最近、あちこちで「ジョブ型雇用」という言葉を耳にします。経団連も春闘に向けた方針発表の際に、「ジョブ型雇用」のことを「魅力的」とか「検討が必要」などと話題にしていました。
やたらと耳にするようになった「ジョブ型雇用」ですが、どうやら使っている人によって言葉の意味やニュアンスが、ちょっとずつ違っているようです。そのためか、どういうものか、いまひとつピンとこないところがあります。
「ジョブ型雇用」って、実は「主婦業」に通じるのでは?
世間で言われている「ジョブ型雇用」の大まかな特徴を整理すると、(1)職務内容が限定されていること、(2)人の能力に合わせて職務をあてがうのではなく、職務ありきで人をあてがうこと、(3)会社都合で配置転換できないこと、でだいたい一致しています。
ほう。それって、そのまま世の中の「主婦業」じゃないですか?
料理に掃除に洗濯に、と職務内容はきっちり決められています。雨の日も風の日も、熱が出ても、家事育児は妻の担当です。遂行する能力を備えていても、夫にあてがわれることはなく、家事育児という仕事ありきで、妻にあてがわれます。家事育児を夫に代わってほしくても、配置転換なんかありません。
私自身はいま、主夫として家事を担っていますが、これは自ら選択した道です。しかし、世の主婦は必ずしもそうではありません。
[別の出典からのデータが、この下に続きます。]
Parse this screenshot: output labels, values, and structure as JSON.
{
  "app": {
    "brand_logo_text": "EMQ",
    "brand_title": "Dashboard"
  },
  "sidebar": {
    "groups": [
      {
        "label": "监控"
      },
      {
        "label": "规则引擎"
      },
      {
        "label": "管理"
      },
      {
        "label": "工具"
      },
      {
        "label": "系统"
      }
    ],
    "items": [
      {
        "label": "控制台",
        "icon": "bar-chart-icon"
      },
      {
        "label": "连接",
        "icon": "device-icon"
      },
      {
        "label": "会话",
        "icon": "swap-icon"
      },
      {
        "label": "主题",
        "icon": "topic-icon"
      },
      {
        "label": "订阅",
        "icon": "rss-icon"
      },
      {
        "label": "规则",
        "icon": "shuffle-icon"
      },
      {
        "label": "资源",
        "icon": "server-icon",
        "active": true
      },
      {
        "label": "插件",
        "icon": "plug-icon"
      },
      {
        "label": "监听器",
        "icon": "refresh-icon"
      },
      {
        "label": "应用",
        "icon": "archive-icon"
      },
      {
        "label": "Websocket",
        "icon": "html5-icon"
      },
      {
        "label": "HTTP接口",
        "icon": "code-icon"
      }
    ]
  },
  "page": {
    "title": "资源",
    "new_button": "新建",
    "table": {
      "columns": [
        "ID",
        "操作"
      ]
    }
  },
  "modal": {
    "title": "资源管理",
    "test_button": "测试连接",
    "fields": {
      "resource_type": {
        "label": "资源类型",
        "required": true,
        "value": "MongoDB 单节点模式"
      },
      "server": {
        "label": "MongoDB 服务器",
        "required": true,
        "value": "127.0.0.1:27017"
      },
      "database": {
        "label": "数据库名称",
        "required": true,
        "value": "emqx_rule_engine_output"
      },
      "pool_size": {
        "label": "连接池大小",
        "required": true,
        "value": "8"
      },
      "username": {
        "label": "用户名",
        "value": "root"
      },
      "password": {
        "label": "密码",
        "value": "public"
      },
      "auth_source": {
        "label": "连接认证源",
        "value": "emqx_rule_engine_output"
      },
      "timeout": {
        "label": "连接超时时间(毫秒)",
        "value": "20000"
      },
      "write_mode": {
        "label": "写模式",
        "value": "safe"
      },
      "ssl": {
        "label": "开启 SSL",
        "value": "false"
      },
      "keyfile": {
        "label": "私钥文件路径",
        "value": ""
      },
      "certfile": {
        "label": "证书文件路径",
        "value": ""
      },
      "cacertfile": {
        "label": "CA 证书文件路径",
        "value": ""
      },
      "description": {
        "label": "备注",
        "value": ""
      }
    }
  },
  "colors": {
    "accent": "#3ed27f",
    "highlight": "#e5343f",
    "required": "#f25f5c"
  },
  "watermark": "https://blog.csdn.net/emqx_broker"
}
夫婦間で話し合う機会もないまま、家事育児を担うのは妻、と決められてしまうケースがたくさんありますから。
自分で選んだのなら、職務が限定されることはプラスでしょう。自分が望んだ職務に専念できます。しかし、選択する余地もないままに職務が固定されてしまうとしたら窮屈です。
主婦業にあてはめながら「ジョブ型雇用」の特徴をなぞってみたものの、何だかしっくりきませんね。むしろ、家庭での現状を見ると、どこか融通が利かない仕組みに映ります。一方で、これまで日本の会社が採用してきた雇用制度は、「メンバーシップ型雇用」とよばれるそうです。その特徴は「ジョブ型雇用」と真逆です。